Resistors in parallel: equivalent resistance

For resistors in parallel, the equivalent resistance is given by 1/Rtotal = 1/R₁ + 1/R₂ + ... + 1/Rn. For exactly two resistors, the product-over-sum shortcut applies: R = (R₁·R₂) / (R₁ + R₂). The parallel total is always smaller than the smallest individual resistor. In series, by contrast, resistances simply add: Rtotal = R₁ + R₂ + .... This follows from Kirchhoff's current law (KCL): currents entering a node equal currents leaving it; in parallel each resistor sees the same voltage, in series each carries the same current. Examples: 100 Ω || 100 Ω = 50 Ω; 1 kΩ || 2 kΩ ≈ 666 Ω.

Applications: power, redundancy, custom values

Paralleling resistors splits the dissipated power across multiple components, useful when a single resistor would burn out. It also adds redundancy: if one resistor opens, the others keep conducting. Engineers use it to build non-standard values from E12/E24 series — e.g., 333 Ω from two 1 kΩ and a 1 kΩ, or 75 Ω from two 150 Ω in parallel.

FAQ

Why is the parallel total smaller than the smallest resistor? Adding another path for current to flow always lowers overall resistance — more "lanes" for electrons.
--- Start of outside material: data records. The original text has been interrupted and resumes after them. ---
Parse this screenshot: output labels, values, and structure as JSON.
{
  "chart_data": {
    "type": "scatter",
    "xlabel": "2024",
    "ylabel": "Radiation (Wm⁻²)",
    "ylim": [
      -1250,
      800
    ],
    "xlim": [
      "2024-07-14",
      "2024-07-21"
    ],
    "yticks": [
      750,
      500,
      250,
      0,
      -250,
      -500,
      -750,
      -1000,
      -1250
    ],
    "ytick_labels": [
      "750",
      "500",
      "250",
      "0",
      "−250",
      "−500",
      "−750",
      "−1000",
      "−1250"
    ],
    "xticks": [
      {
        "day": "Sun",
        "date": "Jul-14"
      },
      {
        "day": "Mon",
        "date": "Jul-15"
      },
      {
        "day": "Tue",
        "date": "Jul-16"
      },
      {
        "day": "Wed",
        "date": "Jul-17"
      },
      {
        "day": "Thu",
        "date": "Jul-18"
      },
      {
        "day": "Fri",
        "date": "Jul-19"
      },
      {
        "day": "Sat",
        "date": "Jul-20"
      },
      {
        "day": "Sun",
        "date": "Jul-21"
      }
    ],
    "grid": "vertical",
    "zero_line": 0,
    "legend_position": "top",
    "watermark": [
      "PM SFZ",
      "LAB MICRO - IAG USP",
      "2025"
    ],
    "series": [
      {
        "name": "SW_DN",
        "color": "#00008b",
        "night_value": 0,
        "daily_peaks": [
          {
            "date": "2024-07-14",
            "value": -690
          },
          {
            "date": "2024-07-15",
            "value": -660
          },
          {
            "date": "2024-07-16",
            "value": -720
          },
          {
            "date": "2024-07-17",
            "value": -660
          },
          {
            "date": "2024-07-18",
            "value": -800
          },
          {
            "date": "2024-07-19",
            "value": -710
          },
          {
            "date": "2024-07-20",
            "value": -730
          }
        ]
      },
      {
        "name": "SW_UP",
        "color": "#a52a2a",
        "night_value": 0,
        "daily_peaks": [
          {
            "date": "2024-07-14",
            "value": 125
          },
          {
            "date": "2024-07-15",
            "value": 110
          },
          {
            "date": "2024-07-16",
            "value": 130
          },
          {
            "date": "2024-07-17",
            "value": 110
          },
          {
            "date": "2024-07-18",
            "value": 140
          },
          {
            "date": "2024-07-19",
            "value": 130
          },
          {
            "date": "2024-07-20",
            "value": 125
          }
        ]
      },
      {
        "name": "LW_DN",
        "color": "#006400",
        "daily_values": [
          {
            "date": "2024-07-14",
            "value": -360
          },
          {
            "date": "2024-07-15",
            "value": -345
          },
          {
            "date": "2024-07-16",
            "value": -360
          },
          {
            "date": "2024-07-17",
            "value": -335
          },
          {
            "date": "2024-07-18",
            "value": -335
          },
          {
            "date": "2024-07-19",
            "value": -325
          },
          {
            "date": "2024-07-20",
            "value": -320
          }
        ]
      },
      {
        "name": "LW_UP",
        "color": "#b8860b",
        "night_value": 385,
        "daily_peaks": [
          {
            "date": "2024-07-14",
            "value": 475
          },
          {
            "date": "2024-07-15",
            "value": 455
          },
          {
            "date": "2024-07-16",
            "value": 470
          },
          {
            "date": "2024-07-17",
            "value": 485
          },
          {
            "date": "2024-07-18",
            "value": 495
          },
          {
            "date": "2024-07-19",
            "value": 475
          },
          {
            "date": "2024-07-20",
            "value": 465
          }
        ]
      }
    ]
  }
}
How is power shared? Each resistor dissipates P = V²/R with the same voltage, so smaller resistors burn more power. Match resistor wattage to the share each one will take.

Series or parallel for higher precision? Series is usually easier to tune (just add small values); parallel is preferred when you need to lower a resistance without changing the existing one.